Using the idea of a show function (with some loops, but since data that can be shown that way is small, it should be fine).

def show(series, cols=6):                                                        
    rows = int(np.ceil(len(series)/float(cols)))                                 
    indices = series.index                                                       

    ind_loop = 0                                                                 
    for row in range(rows):                                                      
        ind = indices[ind_loop:ind_loop+cols]                                    
        dat = series[ind]                                                        
        comb = zip(ind, dat)                                                     
        print_str = ""                                                           
        for num in range(len(dat)):                                              
            print_str += "{{{0}: <10}} ".format(num)                             
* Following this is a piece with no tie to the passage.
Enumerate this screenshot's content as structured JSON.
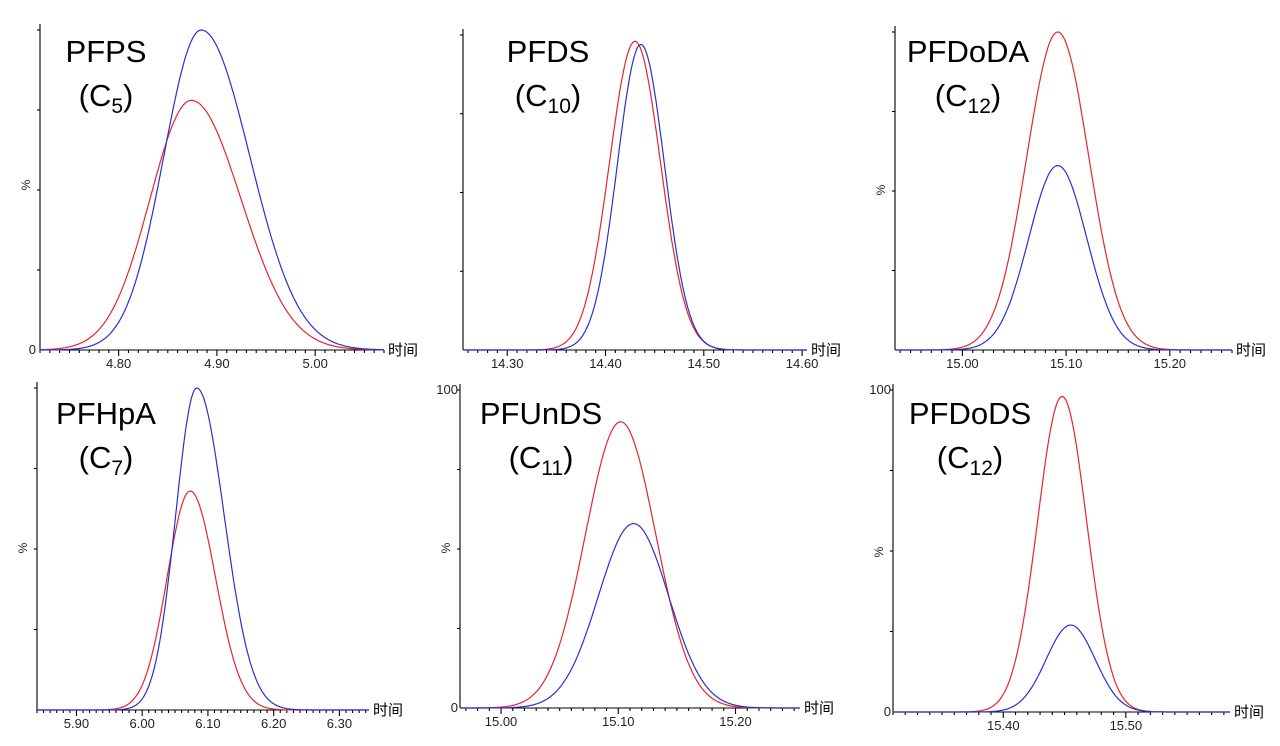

        print(print_str.format(*comb))                                           
        ind_loop += cols                                                         

ser = pd.Series(range(20))                                                                                                                                                        
show(ser, cols=6) 

(0, 0)     (1, 1)     (2, 2)     (3, 3)     (4, 4)     (5, 5)                     
(6, 6)     (7, 7)     (8, 8)     (9, 9)     (10, 10)   (11, 11)
(12, 12)   (13, 13)   (14, 14)   (15, 15)   (16, 16)   (17, 17)
(18, 18)   (19, 19)

You could adjust the print to show something like index : value if you like.